Thanks to a lucky stop at my local Target earlier this month, I was able to find the first Super #Treasure Hunt of 2019, the #HW Speed Graphics Series #’90 Honda Civic EF. It was the first time in a very long time that I found an actual super pegged at Target so it came as a shock, and was followed by a brief happy dance. It was one super treasure hunt that I probably wouldn’t have bought, had I not found it at retail, so I was certainly glad that I did!
Once in my hand, I couldn’t but help notice some of the differences. It does closely resemble the common white variant of the #HW Speed Graphics Series #’90 Honda Civic EF so the cynical side of me thinks that is how this one actually got pegged. Either way, its in my collection now and I am happy to explain the obvious (and not so obvious) differences to you.
First, the most glaring difference to me was the wheels. Thats how I spotted it several cars deep. The #Real Riders LW5 Wheels make a comeback of sorts here as I can’t remember that last time I saw them used, and its the first time they have been used on a Super #Treasure Hunt since the ’80 El Camino super in 2011. Regardless of what you think of that #Real Rider, you have to agree they look far superior to the #Japanese 5-Spoke Wheel used on the common white variant.

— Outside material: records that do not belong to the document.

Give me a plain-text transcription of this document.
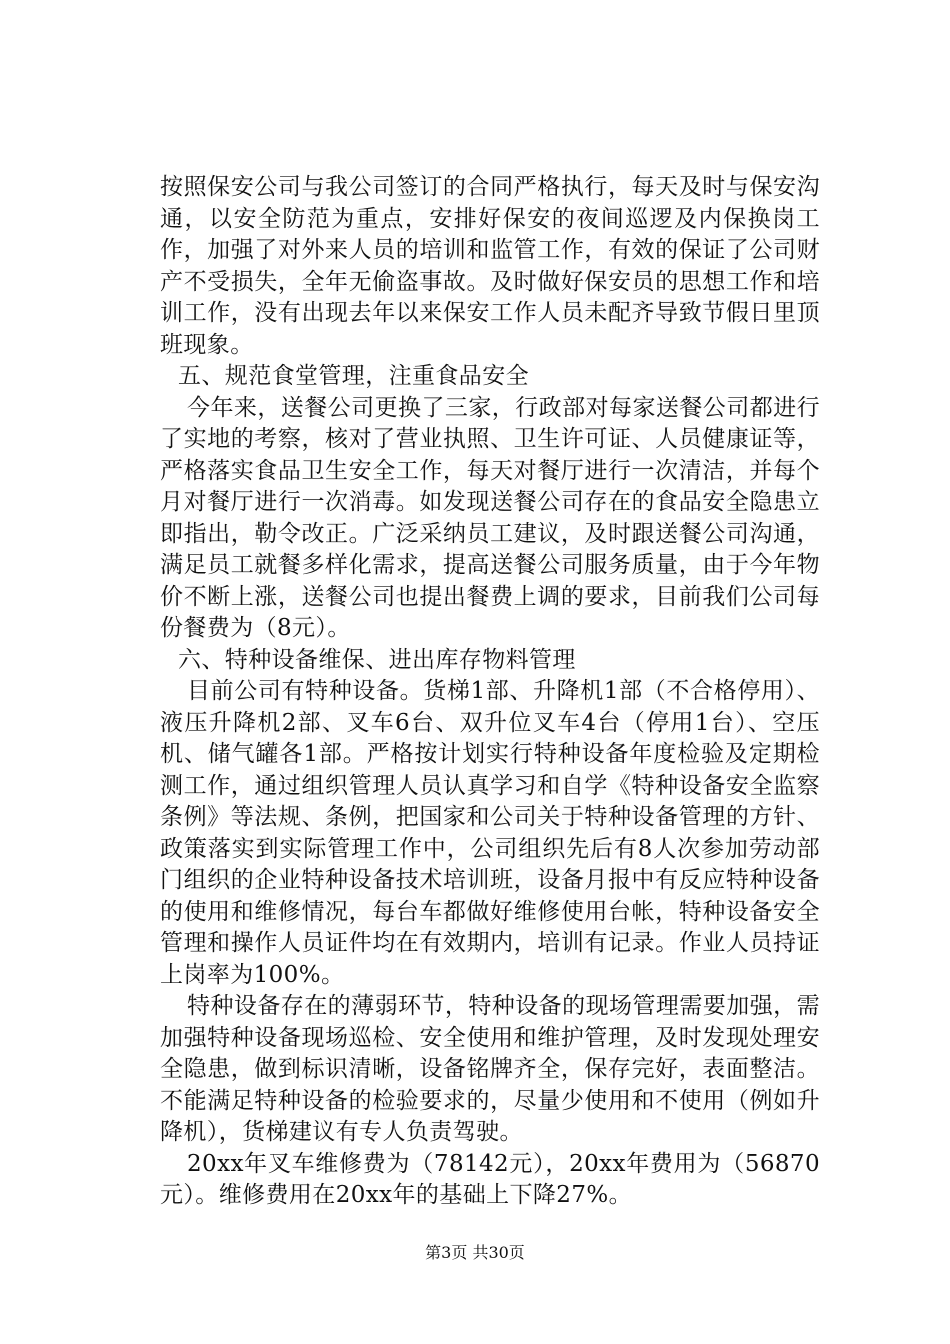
按照保安公司与我公司签订的合同严格执行，每天及时与保安沟通，以安全防范为重点，安排好保安的夜间巡逻及内保换岗工作，加强了对外来人员的培训和监管工作，有效的保证了公司财产不受损失，全年无偷盗事故。及时做好保安员的思想工作和培训工作，没有出现去年以来保安工作人员未配齐导致节假日里顶班现象。

五、规范食堂管理，注重食品安全

今年来，送餐公司更换了三家，行政部对每家送餐公司都进行了实地的考察，核对了营业执照、卫生许可证、人员健康证等，严格落实食品卫生安全工作，每天对餐厅进行一次清洁，并每个月对餐厅进行一次消毒。如发现送餐公司存在的食品安全隐患立即指出，勒令改正。广泛采纳员工建议，及时跟送餐公司沟通，满足员工就餐多样化需求，提高送餐公司服务质量，由于今年物价不断上涨，送餐公司也提出餐费上调的要求，目前我们公司每份餐费为（8元）。

六、特种设备维保、进出库存物料管理

目前公司有特种设备。货梯1部、升降机1部（不合格停用）、液压升降机2部、叉车6台、双升位叉车4台（停用1台）、空压机、储气罐各1部。严格按计划实行特种设备年度检验及定期检测工作，通过组织管理人员认真学习和自学《特种设备安全监察条例》等法规、条例，把国家和公司关于特种设备管理的方针、政策落实到实际管理工作中，公司组织先后有8人次参加劳动部门组织的企业特种设备技术培训班，设备月报中有反应特种设备的使用和维修情况，每台车都做好维修使用台帐，特种设备安全管理和操作人员证件均在有效期内，培训有记录。作业人员持证上岗率为100%。

特种设备存在的薄弱环节，特种设备的现场管理需要加强，需加强特种设备现场巡检、安全使用和维护管理，及时发现处理安全隐患，做到标识清晰，设备铭牌齐全，保存完好，表面整洁。不能满足特种设备的检验要求的，尽量少使用和不使用（例如升降机），货梯建议有专人负责驾驶。

20xx年叉车维修费为（78142元），20xx年费用为（56870元）。维修费用在20xx年的基础上下降27%。

第3页 共30页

If you are at the pegs and are looking for that infamous “TH” logo on this #Civic, you’re not going to spot it when looking at the car as it sits in the package. Rather, you’ll have to check the rear-end license plate spot for the “TH” where it replaces the #GReddy logo from the common variant. Aside from that, there is no additional tampo disparity between the two.
How about that paint? Visually, can you tell the difference? Isn’t there always a different paint used for the super?
Please allow for me to back track a little before I answer that.
Several months ago, it was announced by a couple people at Mattel that the 2019 Super #Treasure Hunts would feature a new #Spectraflame Paint. This was around the time the #HW 50th Originals Collection came out as it was stated the 2019 super THs would go through a similar application of spectraflame. When this #Civic was announced at the Hot Wheels Nationals Convention back in April, it was stated that the plant was testing a new “spectraflame white” … something that had not been met with success in the past. A few “spy shots” confirmed the effort as the paint had looked almost like a silver when applied over the ZAMAC body.
Ultimately, that decision was scrapped — or changed — as the super #Variation now wears more of a pearlescent white paint compared to the enamel white body of the common variant. The difference is very minimal, but very apparent when you get the two together up close. Below is my attempt to photograph the difference.
So between the wheels, TH logo and the paint, the differences between common variant and Super #Treasure Hunt are obviously less apparent than we are used to. I obviously attribute the subtlety to the reasoning behind me finding one, so I am thankful for that.
Speaking of subtlety, check out the differences in the blister cards below. You’ll notice that the 2019 Super THs are no longer “unnumbered” as this one has the same mainline number (#4/250) as the common variant — and any additional colors that come along later in the year. So, with that said, the only card differences are: a) the artwork of the car has more of a silver color to it, and b) the #Flame Logo that hides behind the Hot Wheels car itself.
These two variants should fit in well with the growing family of #GReddy Hot Wheels cars that have been done the last several years in the mainline and premium lines.